Saat sholat, rasanya ada yang mengganjal. Punuk onta. Rasanya
istilah itu sudah tidak asing. Aku mengingatnya, terus mengingatnya. Sampai
hendak turun tangga, saya baru ingat. Istilah punuk onta itu ada di buku kado
dari Mbak Ani untuk ibu. Sebuah buku kecil berjudul Suri Tauladan Muslimah Sejati. Bukan hanya itu, Mbak Ani juga
pernah mengatakan kalau salah satu ciri jilbab yang sesuai syar’i adalah NO
PUNUK ONTA. Padahal baru saja saya mau beli dalaman
ninja cepol besar, salah satu syarat sah menjadi hijabers.
Astaghfirullaah....
“Eh, Chid.. Lu bisa ngga someday pake kerudung kaya gitu?”
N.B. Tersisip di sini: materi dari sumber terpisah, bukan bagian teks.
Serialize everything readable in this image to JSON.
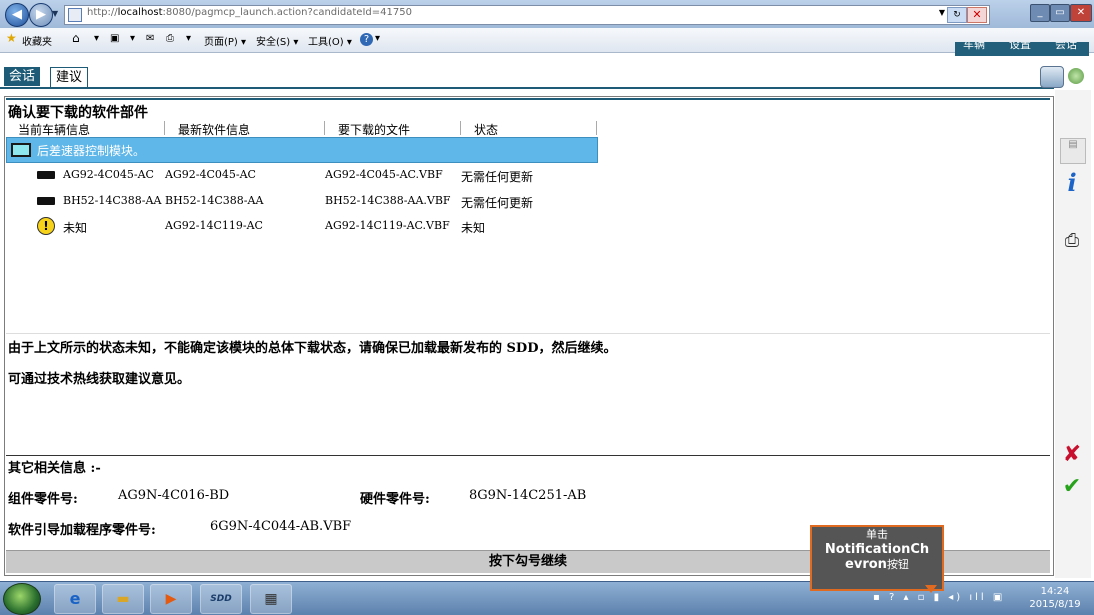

Tanya Yuna sambil menunjuk seorang akhwat berkerudung coklat muda menaiki
tangga.
“Yang mana?”
“Itu yang kerudungnya lebar nutupin dada..”
“Oh itu. Insyaa’ Allaah pasti bisa.”
Doa itu didengar Allaah rupanya.
Surakarta,
September 2012
Tanpa terasa, sebulan sudah saya
memakai kerudung lebar. Kepindahan saya di Kota Solo dalam rangka melanjutkan
pendidikan dan berhijrah dalam dua arti. Hijrah dalam jasmani dan rohani.
Hijrah lahir dan batin.
Tubuh saya berhijrah untuk menjauhi
pengaruh yang harus dan akan saya tinggalkan di Jakarta. Hal – hal yang mungkin
akan membuat saya jauh lagi pada Rabb saya. Sedangkan hati saya berhijrah untuk
mencari ketenangan yang lebih baik dalam hal ibadah. Bukan berarti di Jakarta
tidak bisa beribadah. Namun, godaan yang begitu banyak seakan menimang saya
setiap hari untuk melupakan Dia dan lingkungan di sekitarnya pun mendukung.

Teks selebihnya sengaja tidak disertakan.